From Africa Recovery, Vol.12#1 (August 1998), page 17

Annan in Africa says justice necessary to heal wounds

By Peter Mwaura

UN Secretary-General Kofi Annan carried his message of peace, healing and reconciliation to the heart of Africa from 28 April to 10 May. During this visit to eastern and central Africa, he underscored the importance of homegrown solutions to Africa's problems and cited the indispensible role of regional cooperation in solving conflicts and the role national and multilateral juridical systems must play in bringing about reconciliations.

Mr. Annan pledged UN support for the efforts of the leaders in the Intergovernmental Authority on Development (IGAD) in facilitating peace talks to end the deadly conflicts in Sudan and Somalia.

"The UN is supporting the efforts of IGAD and, at the same time, will be prepared to provide any assistance that IGAD deems necessary," Mr. Annan told a press conference in Nairobi. "And I have encouraged all the governments in the region to work with IGAD."

During the eight-nation trip, which took him to Ethiopia, Djibouti, Kenya, Tanzania, Burundi, Rwanda, Uganda and Eritrea, he emphasized a key message in his report The Causes of Conflict and the Promotion of Durable Peace and Sustainable Development in Africa: only Africa can determine solutions to its current conflicts.

In the Great Lakes region he highlighted questions of peace and security. In Rwanda, the scene of the horrendous genocide in 1994 in which between 500,000 and one million Tutsi and moderate Hutu were butchered, Mr. Annan addressed the country's National Assembly. "Our commitment to your future begins with the pursuit of justice," he said, referring to the International Criminal Tribunal for Rwanda, based in Arusha, Tanzania, which he had just visited. "Justice must serve a larger purpose, that of closing wounds, of coexistence and of trust between the Hutu and Tutsi communities of Rwanda."

"But to be complete," he said, "justice must be carried out with due process and above reproach, so that it can promote the process of healing that is so vital to Rwanda's future."

In an address to the parliament in Burundi, Mr. Annan called for national reconciliation and an end to impunity for those accused of atrocities, and urged the warring parties to end nearly five years of violence.

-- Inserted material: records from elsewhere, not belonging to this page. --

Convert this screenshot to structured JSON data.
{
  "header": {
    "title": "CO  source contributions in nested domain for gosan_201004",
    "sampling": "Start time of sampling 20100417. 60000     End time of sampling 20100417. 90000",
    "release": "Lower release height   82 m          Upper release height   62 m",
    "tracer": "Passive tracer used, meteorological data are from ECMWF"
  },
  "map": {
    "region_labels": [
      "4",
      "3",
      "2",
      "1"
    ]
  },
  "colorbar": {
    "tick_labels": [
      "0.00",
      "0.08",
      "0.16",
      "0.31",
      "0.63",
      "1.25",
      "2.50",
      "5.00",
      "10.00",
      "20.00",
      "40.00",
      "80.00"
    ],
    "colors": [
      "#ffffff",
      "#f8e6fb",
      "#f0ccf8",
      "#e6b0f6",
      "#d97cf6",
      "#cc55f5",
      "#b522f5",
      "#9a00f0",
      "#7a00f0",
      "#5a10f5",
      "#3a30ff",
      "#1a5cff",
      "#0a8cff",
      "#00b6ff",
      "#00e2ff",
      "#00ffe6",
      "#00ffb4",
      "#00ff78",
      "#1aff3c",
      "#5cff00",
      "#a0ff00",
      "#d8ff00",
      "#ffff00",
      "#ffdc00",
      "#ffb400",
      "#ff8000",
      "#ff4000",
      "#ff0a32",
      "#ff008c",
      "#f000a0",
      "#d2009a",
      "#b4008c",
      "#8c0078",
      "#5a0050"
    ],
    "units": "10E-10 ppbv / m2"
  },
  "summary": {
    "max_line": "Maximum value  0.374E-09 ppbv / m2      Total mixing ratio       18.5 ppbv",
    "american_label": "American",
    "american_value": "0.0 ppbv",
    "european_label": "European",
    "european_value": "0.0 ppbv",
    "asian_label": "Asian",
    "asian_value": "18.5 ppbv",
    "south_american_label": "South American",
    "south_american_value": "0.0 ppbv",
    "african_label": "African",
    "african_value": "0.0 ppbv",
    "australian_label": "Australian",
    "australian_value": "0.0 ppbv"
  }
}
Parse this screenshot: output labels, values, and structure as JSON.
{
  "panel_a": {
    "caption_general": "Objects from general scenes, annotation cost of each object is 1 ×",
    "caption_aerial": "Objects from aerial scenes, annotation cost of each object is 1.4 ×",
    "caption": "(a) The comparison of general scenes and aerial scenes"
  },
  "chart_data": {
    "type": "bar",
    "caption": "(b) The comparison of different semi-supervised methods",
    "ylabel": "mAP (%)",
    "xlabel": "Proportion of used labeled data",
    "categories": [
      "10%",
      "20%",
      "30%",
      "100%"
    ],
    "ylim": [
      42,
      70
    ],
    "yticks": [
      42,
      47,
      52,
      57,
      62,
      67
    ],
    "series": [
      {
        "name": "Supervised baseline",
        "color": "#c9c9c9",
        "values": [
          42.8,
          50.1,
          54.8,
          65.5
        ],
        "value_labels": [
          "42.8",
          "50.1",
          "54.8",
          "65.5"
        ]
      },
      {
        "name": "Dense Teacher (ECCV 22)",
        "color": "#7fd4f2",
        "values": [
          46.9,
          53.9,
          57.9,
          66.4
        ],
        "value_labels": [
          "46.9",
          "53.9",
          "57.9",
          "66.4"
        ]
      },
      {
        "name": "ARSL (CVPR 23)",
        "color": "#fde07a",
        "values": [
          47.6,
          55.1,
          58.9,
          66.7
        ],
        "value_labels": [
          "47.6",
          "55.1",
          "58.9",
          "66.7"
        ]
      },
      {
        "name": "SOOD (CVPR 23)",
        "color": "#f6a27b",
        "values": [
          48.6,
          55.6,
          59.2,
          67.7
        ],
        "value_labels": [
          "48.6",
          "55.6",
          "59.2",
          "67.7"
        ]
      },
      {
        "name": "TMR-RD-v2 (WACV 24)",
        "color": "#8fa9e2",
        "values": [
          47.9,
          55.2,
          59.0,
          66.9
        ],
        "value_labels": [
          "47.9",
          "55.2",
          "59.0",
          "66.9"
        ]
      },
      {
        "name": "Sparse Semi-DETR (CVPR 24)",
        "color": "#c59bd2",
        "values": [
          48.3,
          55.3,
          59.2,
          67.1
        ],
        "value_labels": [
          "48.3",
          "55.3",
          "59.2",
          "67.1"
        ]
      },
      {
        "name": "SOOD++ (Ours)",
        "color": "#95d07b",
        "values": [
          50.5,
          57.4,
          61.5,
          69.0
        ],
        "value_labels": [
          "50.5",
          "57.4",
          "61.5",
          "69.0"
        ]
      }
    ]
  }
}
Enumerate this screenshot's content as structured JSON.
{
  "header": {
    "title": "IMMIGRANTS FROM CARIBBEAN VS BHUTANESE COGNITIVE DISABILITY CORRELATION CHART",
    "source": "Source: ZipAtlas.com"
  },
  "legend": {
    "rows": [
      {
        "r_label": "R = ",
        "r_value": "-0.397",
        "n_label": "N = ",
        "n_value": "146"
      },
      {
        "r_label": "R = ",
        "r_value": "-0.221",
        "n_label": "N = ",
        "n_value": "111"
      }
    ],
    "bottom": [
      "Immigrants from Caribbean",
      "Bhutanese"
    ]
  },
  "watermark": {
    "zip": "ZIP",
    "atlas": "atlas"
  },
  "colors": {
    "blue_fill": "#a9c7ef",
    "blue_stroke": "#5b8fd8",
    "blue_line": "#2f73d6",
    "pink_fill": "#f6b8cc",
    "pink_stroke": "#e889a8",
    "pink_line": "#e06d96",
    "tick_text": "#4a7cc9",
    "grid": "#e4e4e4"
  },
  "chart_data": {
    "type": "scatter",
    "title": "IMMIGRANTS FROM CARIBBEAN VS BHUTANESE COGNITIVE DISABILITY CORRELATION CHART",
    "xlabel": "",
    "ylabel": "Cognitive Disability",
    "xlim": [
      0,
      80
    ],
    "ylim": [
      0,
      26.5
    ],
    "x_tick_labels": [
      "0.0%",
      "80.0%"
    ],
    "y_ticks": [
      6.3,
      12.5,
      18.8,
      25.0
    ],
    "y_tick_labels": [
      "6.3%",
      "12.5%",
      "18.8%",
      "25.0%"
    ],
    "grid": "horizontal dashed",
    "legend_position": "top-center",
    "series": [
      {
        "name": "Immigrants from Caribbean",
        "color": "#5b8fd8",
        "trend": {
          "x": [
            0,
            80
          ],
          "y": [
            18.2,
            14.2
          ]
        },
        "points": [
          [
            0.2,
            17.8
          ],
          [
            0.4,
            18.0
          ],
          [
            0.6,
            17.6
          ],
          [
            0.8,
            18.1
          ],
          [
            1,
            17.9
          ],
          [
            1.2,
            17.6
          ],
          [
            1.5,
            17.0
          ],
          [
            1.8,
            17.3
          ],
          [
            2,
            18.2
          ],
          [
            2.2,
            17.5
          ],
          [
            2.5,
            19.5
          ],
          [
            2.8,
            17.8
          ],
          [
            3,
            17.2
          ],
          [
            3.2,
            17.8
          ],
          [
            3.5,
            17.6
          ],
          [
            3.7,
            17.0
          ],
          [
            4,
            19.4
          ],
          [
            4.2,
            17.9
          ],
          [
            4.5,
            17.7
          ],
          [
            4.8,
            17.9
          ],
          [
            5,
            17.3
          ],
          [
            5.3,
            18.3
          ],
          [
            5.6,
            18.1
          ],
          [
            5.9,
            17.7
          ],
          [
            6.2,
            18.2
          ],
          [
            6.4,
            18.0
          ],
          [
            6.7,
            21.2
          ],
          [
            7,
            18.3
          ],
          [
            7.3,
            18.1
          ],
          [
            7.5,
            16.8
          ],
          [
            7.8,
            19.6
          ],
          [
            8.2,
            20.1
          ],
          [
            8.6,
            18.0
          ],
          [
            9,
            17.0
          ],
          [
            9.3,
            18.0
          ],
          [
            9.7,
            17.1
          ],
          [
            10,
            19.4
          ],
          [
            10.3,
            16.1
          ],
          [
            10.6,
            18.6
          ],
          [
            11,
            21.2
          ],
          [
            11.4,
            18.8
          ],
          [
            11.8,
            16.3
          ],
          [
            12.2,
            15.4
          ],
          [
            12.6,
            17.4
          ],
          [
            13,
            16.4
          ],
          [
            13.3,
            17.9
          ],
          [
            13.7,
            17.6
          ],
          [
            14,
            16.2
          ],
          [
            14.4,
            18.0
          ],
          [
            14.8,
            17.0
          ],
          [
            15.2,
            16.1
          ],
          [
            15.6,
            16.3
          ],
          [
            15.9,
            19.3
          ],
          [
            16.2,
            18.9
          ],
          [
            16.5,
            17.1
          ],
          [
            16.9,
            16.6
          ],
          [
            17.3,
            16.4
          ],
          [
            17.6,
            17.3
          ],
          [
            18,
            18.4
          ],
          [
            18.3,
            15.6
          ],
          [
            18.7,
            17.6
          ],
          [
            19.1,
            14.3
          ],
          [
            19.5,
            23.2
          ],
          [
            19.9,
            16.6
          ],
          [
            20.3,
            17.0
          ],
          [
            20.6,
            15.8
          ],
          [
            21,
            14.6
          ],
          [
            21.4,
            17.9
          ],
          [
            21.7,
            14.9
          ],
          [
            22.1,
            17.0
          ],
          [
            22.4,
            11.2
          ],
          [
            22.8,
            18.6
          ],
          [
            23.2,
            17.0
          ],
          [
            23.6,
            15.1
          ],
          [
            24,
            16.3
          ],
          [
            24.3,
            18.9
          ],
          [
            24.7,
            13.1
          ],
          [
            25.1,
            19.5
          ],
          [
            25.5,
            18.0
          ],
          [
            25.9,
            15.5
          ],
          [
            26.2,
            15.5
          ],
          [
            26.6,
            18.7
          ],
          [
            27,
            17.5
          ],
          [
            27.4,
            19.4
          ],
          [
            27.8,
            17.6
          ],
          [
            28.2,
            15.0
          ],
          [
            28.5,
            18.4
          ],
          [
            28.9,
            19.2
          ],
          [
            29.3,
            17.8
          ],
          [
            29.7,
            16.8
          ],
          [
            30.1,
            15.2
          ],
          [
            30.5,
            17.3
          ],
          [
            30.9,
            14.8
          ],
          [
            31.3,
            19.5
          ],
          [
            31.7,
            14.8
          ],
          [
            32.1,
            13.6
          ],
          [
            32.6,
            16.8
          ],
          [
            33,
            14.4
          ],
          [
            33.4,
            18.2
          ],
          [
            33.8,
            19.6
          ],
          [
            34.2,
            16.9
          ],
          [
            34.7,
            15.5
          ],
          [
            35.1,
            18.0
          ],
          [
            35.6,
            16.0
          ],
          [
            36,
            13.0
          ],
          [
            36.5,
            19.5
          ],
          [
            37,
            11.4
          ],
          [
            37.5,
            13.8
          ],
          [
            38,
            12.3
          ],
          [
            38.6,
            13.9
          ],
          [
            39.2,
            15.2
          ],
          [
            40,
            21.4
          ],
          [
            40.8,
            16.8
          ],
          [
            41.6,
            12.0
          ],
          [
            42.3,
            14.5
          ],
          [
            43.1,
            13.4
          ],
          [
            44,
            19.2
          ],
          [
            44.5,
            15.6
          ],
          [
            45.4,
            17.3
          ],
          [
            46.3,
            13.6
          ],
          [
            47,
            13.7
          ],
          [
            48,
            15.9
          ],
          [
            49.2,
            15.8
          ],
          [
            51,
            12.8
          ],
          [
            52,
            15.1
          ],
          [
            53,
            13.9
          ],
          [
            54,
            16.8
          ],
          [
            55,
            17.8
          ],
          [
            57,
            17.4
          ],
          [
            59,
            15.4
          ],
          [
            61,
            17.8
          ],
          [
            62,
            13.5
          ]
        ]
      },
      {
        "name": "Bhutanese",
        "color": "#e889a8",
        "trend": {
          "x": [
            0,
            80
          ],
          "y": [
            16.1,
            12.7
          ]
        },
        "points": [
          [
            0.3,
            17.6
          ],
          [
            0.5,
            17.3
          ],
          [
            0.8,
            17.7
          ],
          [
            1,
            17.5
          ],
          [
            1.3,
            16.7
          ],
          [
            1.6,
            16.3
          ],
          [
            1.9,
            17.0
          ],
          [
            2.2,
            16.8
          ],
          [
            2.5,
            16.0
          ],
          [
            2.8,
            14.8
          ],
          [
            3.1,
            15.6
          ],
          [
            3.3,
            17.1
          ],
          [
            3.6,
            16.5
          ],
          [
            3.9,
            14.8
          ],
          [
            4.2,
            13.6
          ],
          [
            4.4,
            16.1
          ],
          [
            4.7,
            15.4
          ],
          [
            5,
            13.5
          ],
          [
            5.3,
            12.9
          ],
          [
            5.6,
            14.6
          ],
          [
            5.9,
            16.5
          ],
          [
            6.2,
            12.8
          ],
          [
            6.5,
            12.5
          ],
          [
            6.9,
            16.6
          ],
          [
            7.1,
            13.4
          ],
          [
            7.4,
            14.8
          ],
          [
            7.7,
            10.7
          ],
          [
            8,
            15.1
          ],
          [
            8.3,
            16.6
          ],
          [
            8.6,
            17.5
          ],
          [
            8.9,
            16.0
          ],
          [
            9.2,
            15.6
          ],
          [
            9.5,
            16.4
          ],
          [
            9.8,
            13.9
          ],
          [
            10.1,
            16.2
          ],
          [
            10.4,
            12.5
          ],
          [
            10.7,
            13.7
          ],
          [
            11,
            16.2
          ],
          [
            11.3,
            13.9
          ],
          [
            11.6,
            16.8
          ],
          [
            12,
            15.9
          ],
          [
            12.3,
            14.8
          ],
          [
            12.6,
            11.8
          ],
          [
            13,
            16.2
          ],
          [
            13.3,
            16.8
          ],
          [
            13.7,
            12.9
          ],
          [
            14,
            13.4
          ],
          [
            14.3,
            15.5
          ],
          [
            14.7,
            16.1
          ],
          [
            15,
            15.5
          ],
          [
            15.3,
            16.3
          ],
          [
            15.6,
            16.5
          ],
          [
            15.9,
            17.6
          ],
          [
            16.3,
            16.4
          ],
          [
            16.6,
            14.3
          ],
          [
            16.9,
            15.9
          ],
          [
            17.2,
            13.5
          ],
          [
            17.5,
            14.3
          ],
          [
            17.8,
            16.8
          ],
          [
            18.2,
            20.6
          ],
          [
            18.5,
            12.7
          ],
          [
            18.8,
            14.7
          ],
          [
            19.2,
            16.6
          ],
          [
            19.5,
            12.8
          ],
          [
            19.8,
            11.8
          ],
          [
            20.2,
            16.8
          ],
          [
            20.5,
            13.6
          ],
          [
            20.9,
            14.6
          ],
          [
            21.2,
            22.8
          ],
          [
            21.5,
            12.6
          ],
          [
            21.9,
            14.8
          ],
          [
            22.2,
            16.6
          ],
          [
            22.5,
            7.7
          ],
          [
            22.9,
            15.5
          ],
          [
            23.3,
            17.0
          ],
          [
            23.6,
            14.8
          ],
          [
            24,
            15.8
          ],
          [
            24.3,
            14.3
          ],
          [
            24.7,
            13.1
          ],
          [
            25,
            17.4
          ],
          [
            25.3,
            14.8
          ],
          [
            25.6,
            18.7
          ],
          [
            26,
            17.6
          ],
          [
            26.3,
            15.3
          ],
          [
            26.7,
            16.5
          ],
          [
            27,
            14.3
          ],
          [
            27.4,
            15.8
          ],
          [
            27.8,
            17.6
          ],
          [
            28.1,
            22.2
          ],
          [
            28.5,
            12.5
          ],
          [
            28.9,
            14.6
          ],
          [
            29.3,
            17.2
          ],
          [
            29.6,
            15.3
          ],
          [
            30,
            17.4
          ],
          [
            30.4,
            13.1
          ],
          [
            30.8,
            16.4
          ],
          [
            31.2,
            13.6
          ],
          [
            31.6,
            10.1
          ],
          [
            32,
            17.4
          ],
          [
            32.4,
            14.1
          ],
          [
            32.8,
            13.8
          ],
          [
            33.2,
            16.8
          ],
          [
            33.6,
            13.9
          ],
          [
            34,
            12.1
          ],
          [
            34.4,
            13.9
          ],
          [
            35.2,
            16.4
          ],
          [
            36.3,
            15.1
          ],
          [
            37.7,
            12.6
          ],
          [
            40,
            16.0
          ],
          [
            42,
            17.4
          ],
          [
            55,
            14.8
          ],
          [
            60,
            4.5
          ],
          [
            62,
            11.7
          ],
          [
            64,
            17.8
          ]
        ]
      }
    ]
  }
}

Violence and inter-ethnic fighting in Burundi have killed more than 200,000 people and produced nearly a million refugees and internally displaced persons since 1993.

The culture of impunity, Mr. Annan said, must stop. "And for it to stop, you need an effective and impartial judicial system that renders justice -- not in a spirit of revenge, but with respect for the law and international norms."

In Uganda the Secretary-General also spoke out on the issues of refugees and security. He raised with President Yoweri Museveni the issue of what he called "armies of losers" -- defeated soldiers who crossed borders with their weapons after losing a war, creating havoc wherever they went. He also called for the establishment of a multinational intervention mechanism to separate combatants from refugees, as the meeting noted that in some cases, refugees are the cause of conflict rather than the result -- a fact which has led to increased instability in the Great Lakes.

Another issue that Mr. Annan discussed with African leaders was peacekeeping operations. He told diplomats in Dar es Salaam, Tanzania, that the UN and the OAU planned to enhance Africa's peacekeeping capacity -- a subject that he had discussed earlier with the OAU Secretary-General. Mr. Annan said this called for closer working relations with African governments to determine what was needed to put in place the envisaged peacekeeping forces.